The court looked to Int’l Airport Centers LLC v. Citrin, 440 F.3d 418 (7th Cir. 2006) for guidance on the question of whether defendant’s alleged conduct was “without authorization.” Int’l Airport Centers held that an employee acts without authorization as contemplated under the CFAA if he or she breaches a duty of loyalty to the employer prior to the alleged data destruction.

In this case, plaintiff alleged that defendant began soliciting another employee to leave before defendant left, and that defendant allegedly destroyed the data to cover his tracks. On these facts, the court found the “without authorization” element to be adequately pled.

Negligence claim allowed in laptop theft case

Ruiz v. Gap, Inc., 540 F.Supp.2d 1121 (N.D. Cal. March 24, 2008)

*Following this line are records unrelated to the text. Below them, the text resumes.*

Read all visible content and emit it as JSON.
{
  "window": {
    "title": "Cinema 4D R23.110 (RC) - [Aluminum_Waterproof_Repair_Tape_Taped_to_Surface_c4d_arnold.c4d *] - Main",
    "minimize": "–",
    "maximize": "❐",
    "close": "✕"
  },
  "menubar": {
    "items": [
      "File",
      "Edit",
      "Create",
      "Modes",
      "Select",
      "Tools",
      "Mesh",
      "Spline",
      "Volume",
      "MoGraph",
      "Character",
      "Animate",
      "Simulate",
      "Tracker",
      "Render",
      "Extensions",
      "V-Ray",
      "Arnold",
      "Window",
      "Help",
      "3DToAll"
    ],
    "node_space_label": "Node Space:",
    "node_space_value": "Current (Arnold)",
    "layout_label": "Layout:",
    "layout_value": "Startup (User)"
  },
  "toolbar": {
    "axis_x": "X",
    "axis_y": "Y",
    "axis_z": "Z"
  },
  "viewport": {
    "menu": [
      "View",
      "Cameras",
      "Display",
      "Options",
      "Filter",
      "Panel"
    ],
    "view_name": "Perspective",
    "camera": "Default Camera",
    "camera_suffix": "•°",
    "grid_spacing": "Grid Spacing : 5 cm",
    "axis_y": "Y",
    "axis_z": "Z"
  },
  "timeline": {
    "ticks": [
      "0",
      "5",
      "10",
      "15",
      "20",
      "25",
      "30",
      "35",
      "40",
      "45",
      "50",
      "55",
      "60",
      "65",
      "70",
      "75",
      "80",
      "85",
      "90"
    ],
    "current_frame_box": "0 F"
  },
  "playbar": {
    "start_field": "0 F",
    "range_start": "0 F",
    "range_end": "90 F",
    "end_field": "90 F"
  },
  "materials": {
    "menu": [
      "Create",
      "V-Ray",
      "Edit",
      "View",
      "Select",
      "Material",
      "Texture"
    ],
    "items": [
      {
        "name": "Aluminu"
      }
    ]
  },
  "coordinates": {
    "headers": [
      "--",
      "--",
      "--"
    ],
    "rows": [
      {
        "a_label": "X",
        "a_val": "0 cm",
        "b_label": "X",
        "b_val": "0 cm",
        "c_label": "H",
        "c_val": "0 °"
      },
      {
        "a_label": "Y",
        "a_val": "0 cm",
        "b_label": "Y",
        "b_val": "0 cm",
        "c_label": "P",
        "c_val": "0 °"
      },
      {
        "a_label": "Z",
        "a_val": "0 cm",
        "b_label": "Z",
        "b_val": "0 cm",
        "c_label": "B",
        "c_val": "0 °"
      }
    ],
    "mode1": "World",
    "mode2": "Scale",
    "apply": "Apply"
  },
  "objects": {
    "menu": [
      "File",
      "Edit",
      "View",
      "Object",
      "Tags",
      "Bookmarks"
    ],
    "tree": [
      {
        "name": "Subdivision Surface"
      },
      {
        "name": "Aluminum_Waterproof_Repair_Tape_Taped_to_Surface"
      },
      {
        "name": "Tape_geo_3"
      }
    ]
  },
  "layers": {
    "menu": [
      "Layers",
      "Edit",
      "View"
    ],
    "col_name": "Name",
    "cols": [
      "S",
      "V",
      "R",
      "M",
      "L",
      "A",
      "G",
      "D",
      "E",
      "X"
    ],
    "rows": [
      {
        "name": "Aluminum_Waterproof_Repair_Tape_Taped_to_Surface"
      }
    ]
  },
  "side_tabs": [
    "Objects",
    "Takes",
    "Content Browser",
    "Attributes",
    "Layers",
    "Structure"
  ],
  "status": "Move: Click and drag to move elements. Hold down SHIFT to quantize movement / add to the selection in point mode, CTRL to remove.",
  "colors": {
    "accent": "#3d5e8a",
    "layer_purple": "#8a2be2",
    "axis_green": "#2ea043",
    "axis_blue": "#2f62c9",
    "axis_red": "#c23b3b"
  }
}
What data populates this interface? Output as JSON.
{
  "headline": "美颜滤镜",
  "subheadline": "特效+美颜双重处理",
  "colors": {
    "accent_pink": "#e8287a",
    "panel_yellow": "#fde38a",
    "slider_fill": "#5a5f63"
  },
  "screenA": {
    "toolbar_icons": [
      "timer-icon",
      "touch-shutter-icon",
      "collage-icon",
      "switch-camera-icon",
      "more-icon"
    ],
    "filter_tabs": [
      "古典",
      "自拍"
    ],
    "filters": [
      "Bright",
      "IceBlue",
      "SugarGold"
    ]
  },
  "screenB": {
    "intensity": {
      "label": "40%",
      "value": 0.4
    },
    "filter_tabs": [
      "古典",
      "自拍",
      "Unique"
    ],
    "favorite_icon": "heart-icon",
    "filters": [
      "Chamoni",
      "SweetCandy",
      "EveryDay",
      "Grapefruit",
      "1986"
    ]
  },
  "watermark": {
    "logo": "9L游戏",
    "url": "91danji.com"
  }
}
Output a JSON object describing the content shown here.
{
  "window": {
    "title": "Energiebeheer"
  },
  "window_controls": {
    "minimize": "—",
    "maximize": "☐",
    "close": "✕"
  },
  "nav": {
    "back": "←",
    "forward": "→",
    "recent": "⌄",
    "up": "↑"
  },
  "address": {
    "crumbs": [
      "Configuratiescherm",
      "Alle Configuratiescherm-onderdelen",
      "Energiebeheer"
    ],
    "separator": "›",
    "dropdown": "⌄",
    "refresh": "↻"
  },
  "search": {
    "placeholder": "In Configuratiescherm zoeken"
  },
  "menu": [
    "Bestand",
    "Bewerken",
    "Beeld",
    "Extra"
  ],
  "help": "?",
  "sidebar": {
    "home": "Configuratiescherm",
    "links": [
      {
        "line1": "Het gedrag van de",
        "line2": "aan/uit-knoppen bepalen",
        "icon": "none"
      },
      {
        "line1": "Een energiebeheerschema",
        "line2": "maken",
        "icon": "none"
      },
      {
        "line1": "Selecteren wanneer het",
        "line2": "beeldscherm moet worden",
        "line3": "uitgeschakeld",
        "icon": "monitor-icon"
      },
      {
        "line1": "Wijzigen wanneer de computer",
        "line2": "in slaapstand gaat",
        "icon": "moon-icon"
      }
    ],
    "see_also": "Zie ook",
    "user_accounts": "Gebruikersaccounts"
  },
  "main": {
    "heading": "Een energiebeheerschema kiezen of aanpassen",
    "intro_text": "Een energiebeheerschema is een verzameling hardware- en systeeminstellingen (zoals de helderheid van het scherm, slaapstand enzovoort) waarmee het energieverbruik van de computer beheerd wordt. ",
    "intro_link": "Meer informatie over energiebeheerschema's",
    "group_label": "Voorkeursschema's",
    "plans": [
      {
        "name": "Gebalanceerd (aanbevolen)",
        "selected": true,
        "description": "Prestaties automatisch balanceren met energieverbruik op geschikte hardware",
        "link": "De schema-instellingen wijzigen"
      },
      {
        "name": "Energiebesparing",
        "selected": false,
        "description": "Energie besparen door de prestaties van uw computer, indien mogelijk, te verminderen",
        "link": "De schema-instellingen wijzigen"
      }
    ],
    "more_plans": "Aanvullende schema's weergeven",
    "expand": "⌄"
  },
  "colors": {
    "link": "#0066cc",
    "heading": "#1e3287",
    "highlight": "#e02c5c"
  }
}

In 2006, Ruiz applied for a job at the Gap and was required to provide his Social Security number. A vendor hired by the Gap for recruiting stored Ruiz’s information on a laptop which, as luck would have it, was stolen.

Though he was not (at least yet) the victim of identity theft, Ruiz sued the Gap for negligence. The Gap moved for judgment on the pleadings which the court also treated as a motion to dismiss for failure to state a claim. The court denied the motion to dismiss as to negligence (and granted the motion as to claims for bailment, unfair competition and violation of the California constitutional right to privacy). But Ruiz’s standing to bring the claim was tenuous.

The Gap had argued that Ruiz lacked standing. His only alleged harm was that he was at an increased risk for identity theft. The court’s analysis of the Gap’s objection to standing focused on the first element of the Lujan test (Lujan v. Defenders of Wildlife, 504 U.S. 555 (1992)), namely, whether Ruiz’s alleged injury was “concrete and particularized.”

The Ninth Circuit has held for allegations of future harm to confer standing, the threat must be credible, and the plaintiff must show that there is a “significant possibility” that future harm will ensue. The Lujan case (which is the leading Supreme Court authority on standing) essentially creates a “benefit of the doubt” for plaintiffs at the pleading stage — a court is to presume that general allegations embrace those specific allegations that are necessary to show a particularized injury. Ruiz’s general allegations of the threat of future harm were thus sufficient to confer standing.

But the court gave a warning to Ruiz that the threshold of standing does not apply only to pleadings, but is an indispensable part of a plaintiff’s case throughout. In other words, he’ll have to come up with more later to keep the case in court.

So in denying the motion to dismiss the negligence claim, the court incorporated its standing analysis. The only issue on the point of negligence was whether Ruiz had suffered an injury. Ruiz’s general allegations were sufficient.